I’d yet to put pen to paper, though, when I crossed my legs beneath the wooden table, getting comfy for whatever witticisms I was about to write, and glanced down. Why did I glance down?—Out of habit? To perfect the angle of my crossed legs? To make sure I didn’t kick the imaginary person sitting across from me? To check for monsters?—Whatever the reason, I glanced down, and there on the metal bar beneath the table, not three inches from my bare knee (bare because I was wearing shorts because while it was January, it was also Austin, Texas) there was a stinging thing.

“Stinging thing” is not the scientific name for the fuzzy, mohawked caterpillar wriggling so close to my bare skin. It actually has many names. Megalopyge opercularis seems to be its formal title, but it goes by puss caterpillar in some parts and in others (including where I grew up) it’s called a tree asp. But no matter what you call it, it’s a nasty little fellow. The venomous spines in its “fur” pack a powerful punch to human skin, causing severe pain that can radiate up the affected limb, bringing on burning, swelling, headache, nausea, rash, and difficulty breathing. I’ve never been stung by one myself, but I remember the time my mom laid her wrist on a tree asp on the top of our gate when I was a little girl, and the memory is the only deterrent I’ve ever needed to keep me from messing with them.

It's not as harmless as it looks.
It’s not as harmless as it looks.

The second I saw that hairy bug, everything changed. Gone was my feeling of peace and serenity, gone the happy chatter of birds. All of a sudden the trees were alive with things that sting and the snapping of twigs no longer brought images of squirrels. Maybe a dark cloud really did pass by overhead at that moment or maybe my goosebumps just made it seem true; either way, the warmth of the sun had left me. My unplanned walk in the woods suddenly seemed impulsive rather than spontaneous, foolish rather than carefree. Everything around me screamed danger.

I closed my journal, carefully lifted my legs over the table’s bench, and walked swiftly back to my car, cell phone in hand, arms held close to my body, shivers all over.

What, you must be asking, does this have to do with The Shining?

First, you should know that I’m talking about the book, not the movie.
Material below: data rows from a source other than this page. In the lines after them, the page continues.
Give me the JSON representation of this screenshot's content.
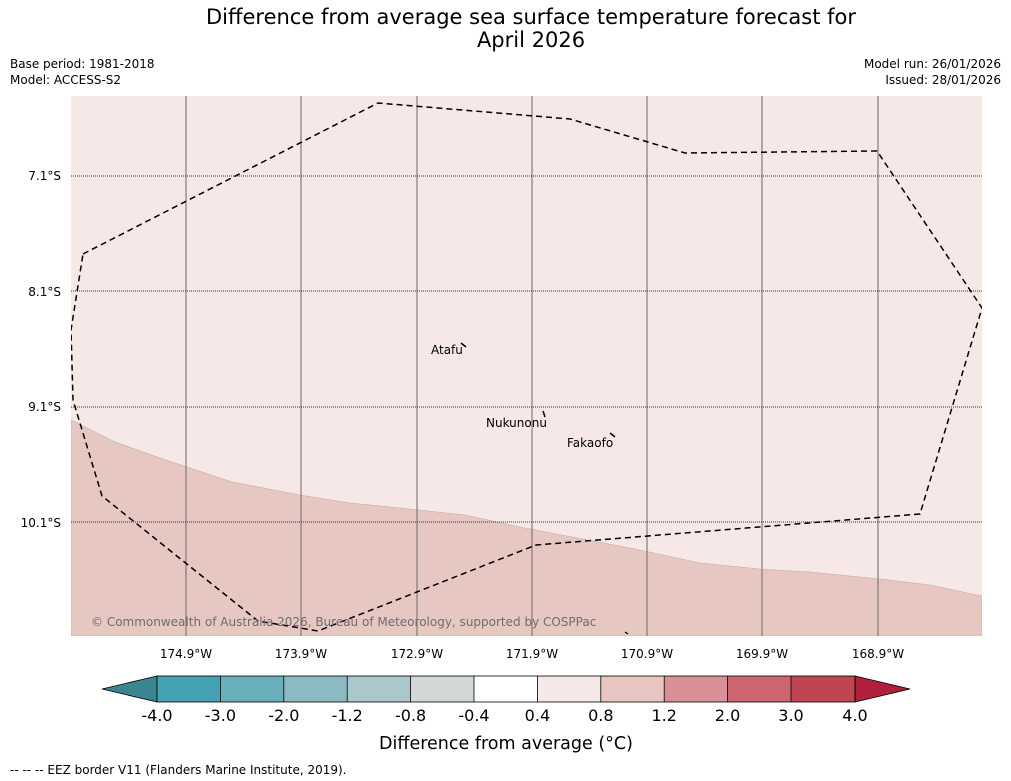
{
  "title": {
    "line1": "Difference from average sea surface temperature forecast for",
    "line2": "April 2026"
  },
  "meta": {
    "base_period": "Base period: 1981-2018",
    "model": "Model: ACCESS-S2",
    "model_run": "Model run: 26/01/2026",
    "issued": "Issued: 28/01/2026"
  },
  "map": {
    "latitude_labels": [
      "7.1°S",
      "8.1°S",
      "9.1°S",
      "10.1°S"
    ],
    "longitude_labels": [
      "174.9°W",
      "173.9°W",
      "172.9°W",
      "171.9°W",
      "170.9°W",
      "169.9°W",
      "168.9°W"
    ],
    "places": [
      {
        "name": "Atafu"
      },
      {
        "name": "Nukunonu"
      },
      {
        "name": "Fakaofo"
      }
    ],
    "copyright": "© Commonwealth of Australia 2026, Bureau of Meteorology, supported by COSPPac",
    "zone_fill_upper": "#f5e8e6",
    "zone_fill_lower": "#e7c7c2"
  },
  "colorbar": {
    "title": "Difference from average (°C)",
    "tick_labels": [
      "-4.0",
      "-3.0",
      "-2.0",
      "-1.2",
      "-0.8",
      "-0.4",
      "0.4",
      "0.8",
      "1.2",
      "2.0",
      "3.0",
      "4.0"
    ],
    "segment_colors": [
      "#44a2b2",
      "#6aafbc",
      "#8cbac3",
      "#aac8cc",
      "#d2d7d8",
      "#ffffff",
      "#f6e8e6",
      "#e8c5c1",
      "#d88f96",
      "#cd6571",
      "#c04553"
    ],
    "extend_low_color": "#3b8590",
    "extend_high_color": "#b0203a"
  },
  "legend": {
    "eez_label": "--  --  -- EEZ border V11 (Flanders Marine Institute, 2019)."
  }
}
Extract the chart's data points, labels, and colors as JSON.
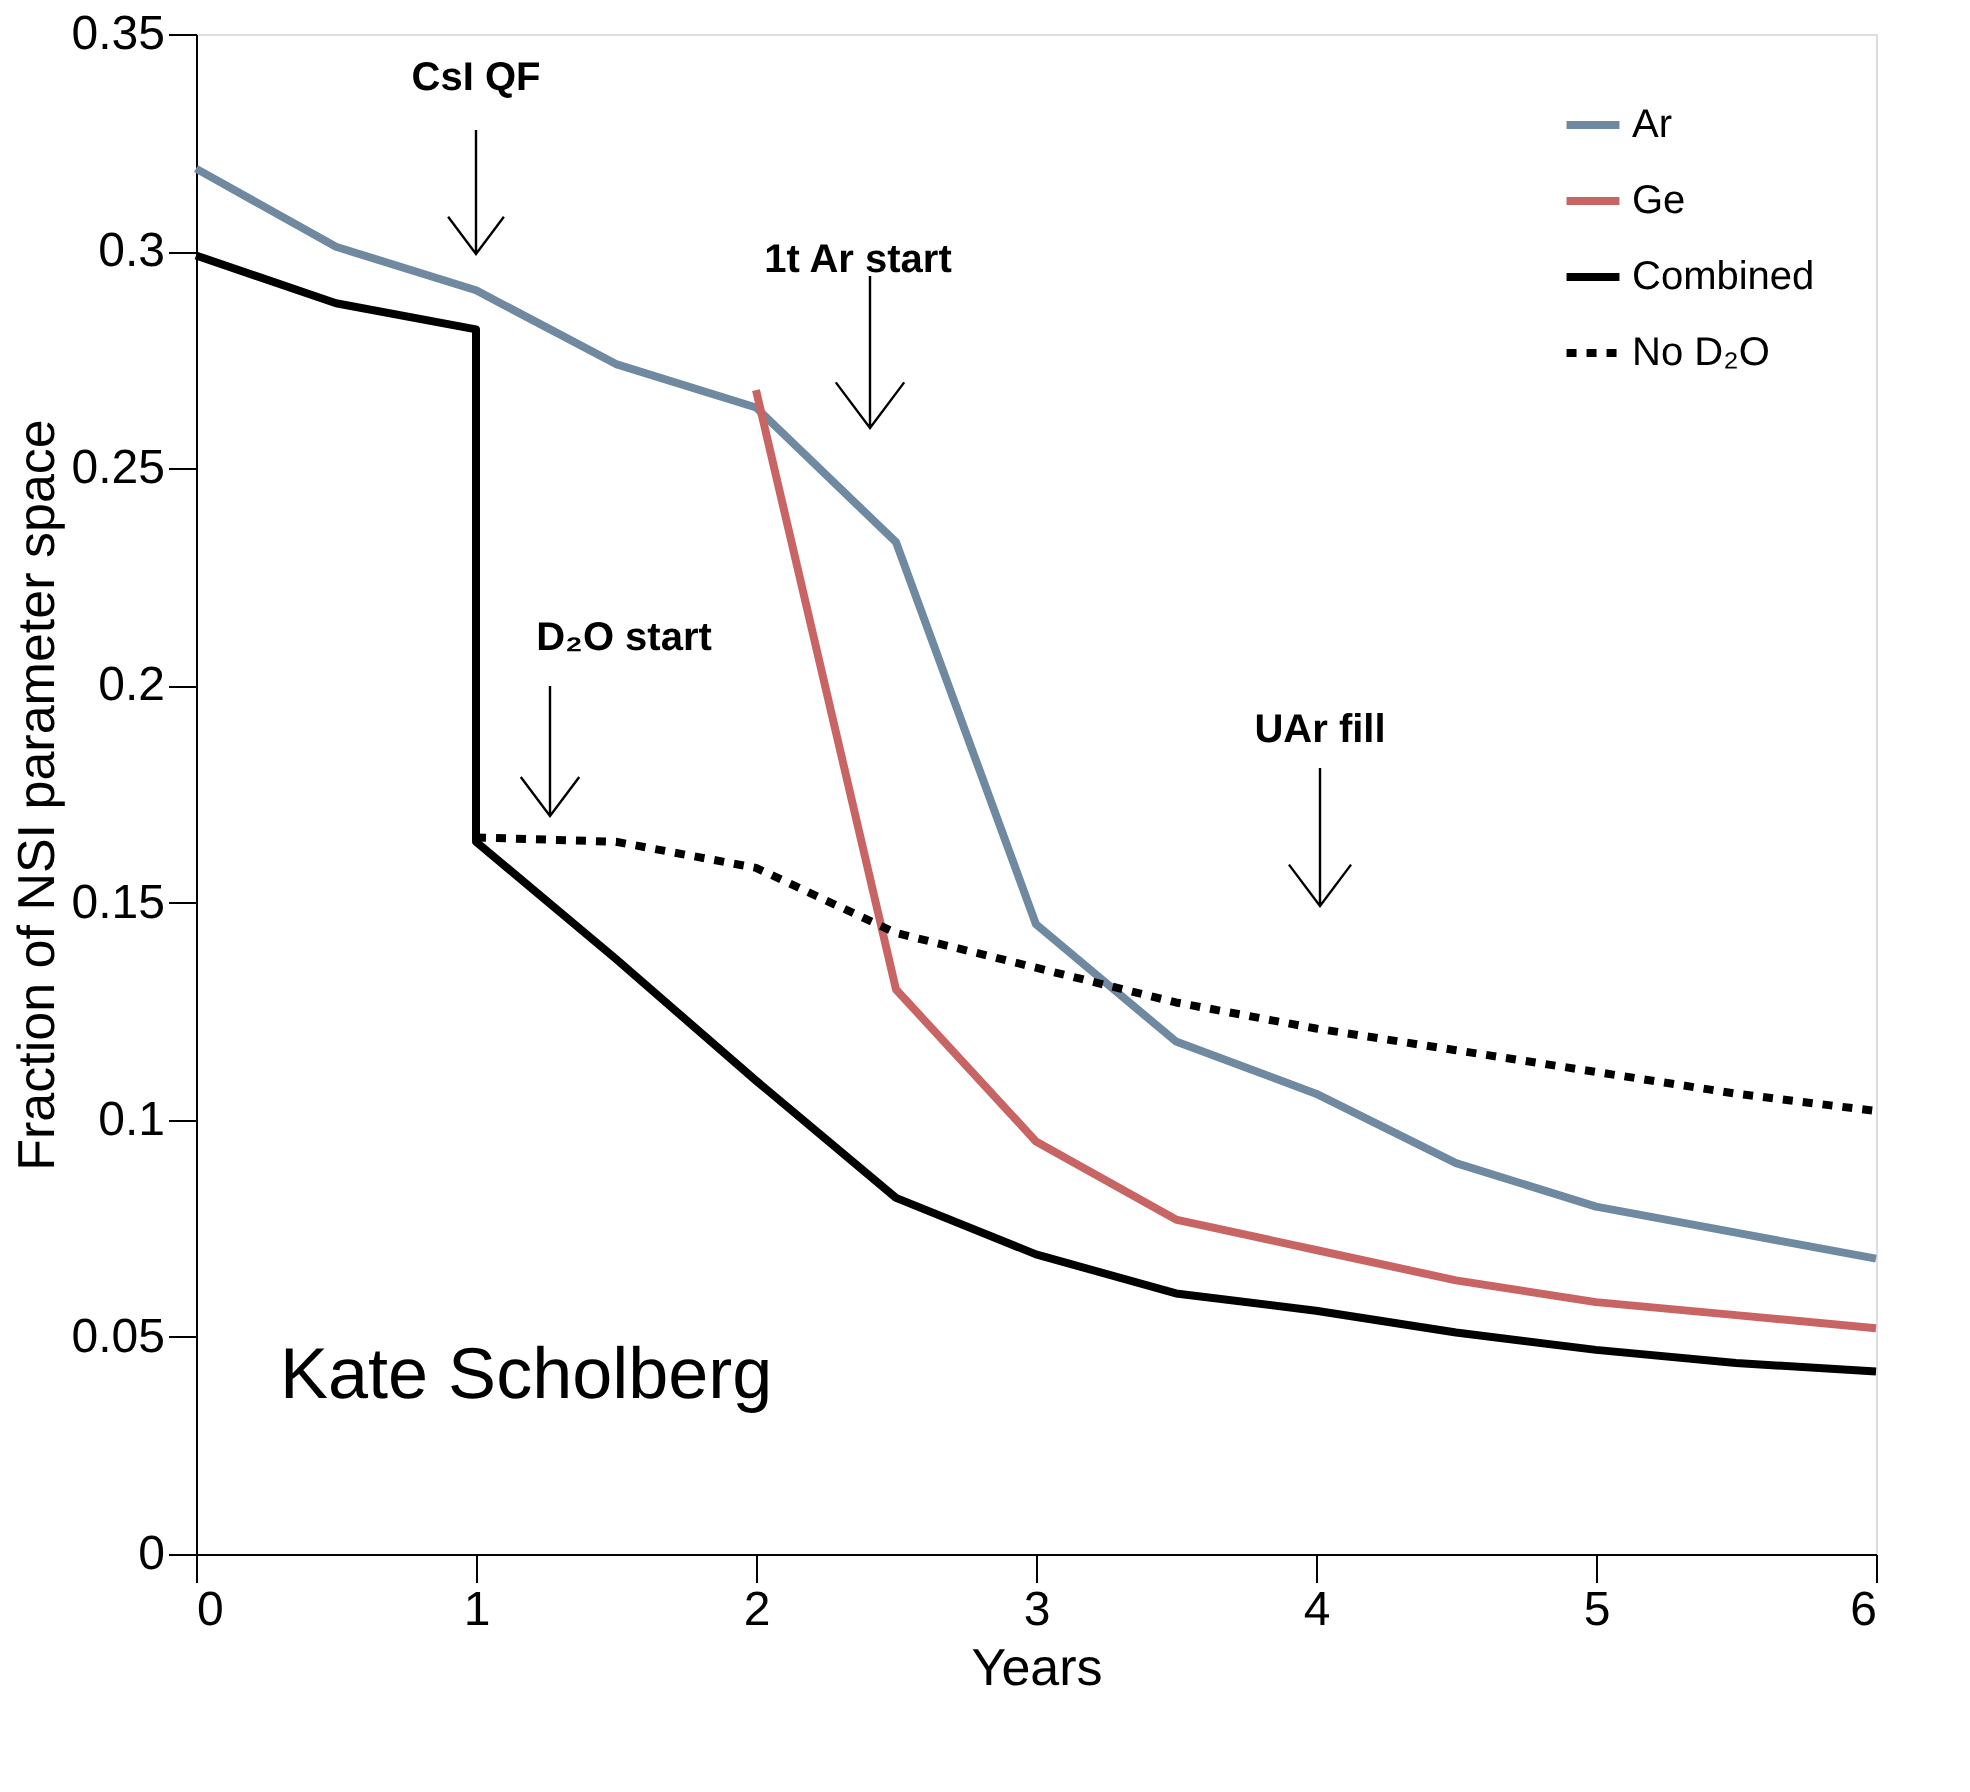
{
  "chart_data": {
    "type": "line",
    "xlabel": "Years",
    "ylabel": "Fraction of NSI parameter space",
    "xlim": [
      0,
      6
    ],
    "xticks": [
      0,
      1,
      2,
      3,
      4,
      5,
      6
    ],
    "ylim": [
      0,
      0.35
    ],
    "yticks": [
      0,
      0.05,
      0.1,
      0.15,
      0.2,
      0.25,
      0.3,
      0.35
    ],
    "grid": false,
    "legend": "top right",
    "marker": "none",
    "series": [
      {
        "name": "Ar",
        "color": "#6f8aa0",
        "line_style": "solid",
        "x": [
          0,
          0.5,
          1,
          1.5,
          2,
          2.5,
          3,
          3.5,
          4,
          4.5,
          5,
          5.5,
          6
        ],
        "values": [
          0.319,
          0.301,
          0.291,
          0.274,
          0.264,
          0.233,
          0.145,
          0.118,
          0.106,
          0.09,
          0.08,
          0.074,
          0.068
        ]
      },
      {
        "name": "Ge",
        "color": "#c96464",
        "line_style": "solid",
        "x": [
          2,
          2.5,
          3,
          3.5,
          4,
          4.5,
          5,
          5.5,
          6
        ],
        "values": [
          0.268,
          0.13,
          0.095,
          0.077,
          0.07,
          0.063,
          0.058,
          0.055,
          0.052
        ]
      },
      {
        "name": "Combined",
        "color": "#000000",
        "line_style": "solid",
        "x": [
          0,
          0.5,
          1,
          1,
          1.5,
          2,
          2.5,
          3,
          3.5,
          4,
          4.5,
          5,
          5.5,
          6
        ],
        "values": [
          0.299,
          0.288,
          0.282,
          0.164,
          0.137,
          0.109,
          0.082,
          0.069,
          0.06,
          0.056,
          0.051,
          0.047,
          0.044,
          0.042
        ]
      },
      {
        "name": "No D₂O",
        "color": "#000000",
        "line_style": "dotted",
        "x": [
          1,
          1.5,
          2,
          2.5,
          3,
          3.5,
          4,
          4.5,
          5,
          5.5,
          6
        ],
        "values": [
          0.165,
          0.164,
          0.158,
          0.143,
          0.135,
          0.127,
          0.121,
          0.116,
          0.111,
          0.106,
          0.102
        ]
      }
    ],
    "annotations": [
      "CsI QF",
      "1t Ar start",
      "D₂O start",
      "UAr fill",
      "Kate Scholberg"
    ]
  }
}
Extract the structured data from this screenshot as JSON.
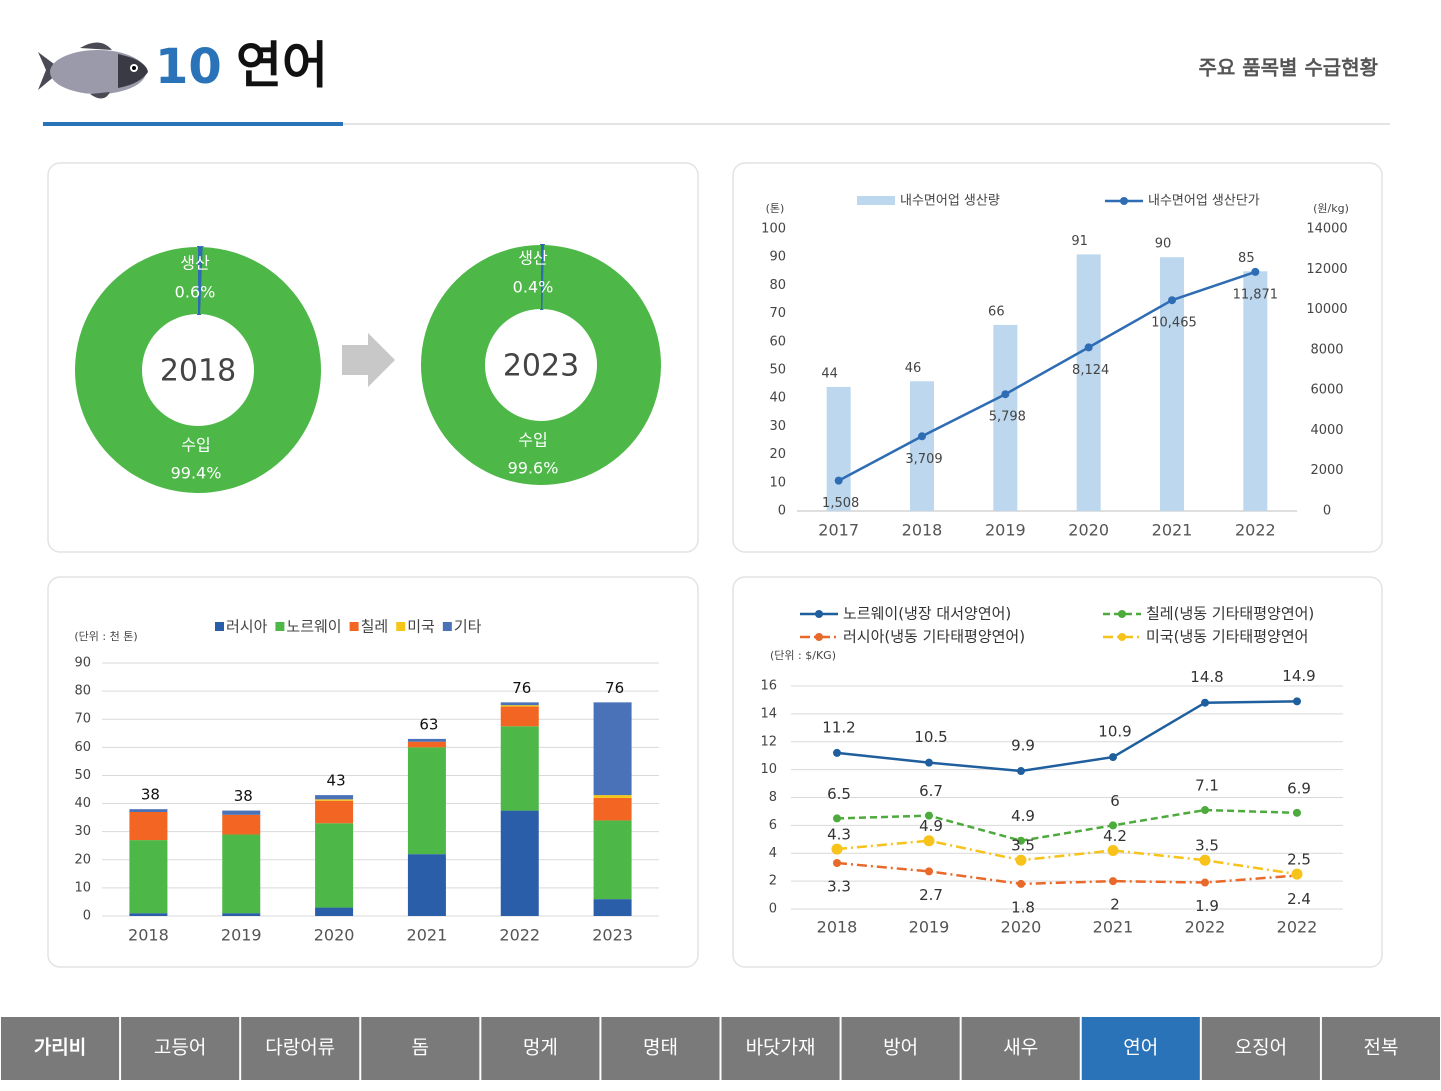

And if you’ve read it, you probably understand.

Reading The Shining, which I’m a hundred pages from finishing right now, is like noticing that tree asp over and over and over. The Shining can make a sunny day feel dark. It can take an innocent thought and turn it into something sinister. It poses disturbing questions that hang over your head long after you’ve closed the book and made dinner, questions like, What’s really going on in the heads of my loved ones? and How close are any of us from snapping? Stephen King’s story gets into your mind, into your bones, into your sleep. It sucks you in until you look up from the page (or wake up from your nightmare) and blink into reality (are you sure?) and wonder how long you’ve been gone.

And that’s what I love about it.

Page by page, this amazing work of horror is cementing itself on my list of favorite books. I read it slowly on some days and then in great quick bursts on others because I simultaneously never want it to end and can’t wait for it to be over. I love the Jack Nicholson movie (and reading the book is not making me love it less) but there are more—so many more—things that sting in the original, including wasps, which are absent from the movie but play a prominent role in the book. That’s one insect whose sting I do know first hand, and every time those flying fiends are mentioned, I feel creepy-crawly all over.

One hundred pages to go. One hundred pages until the sun comes out (hopefully) for good. I don’t think I’ll go on any more solo hikes until I finish.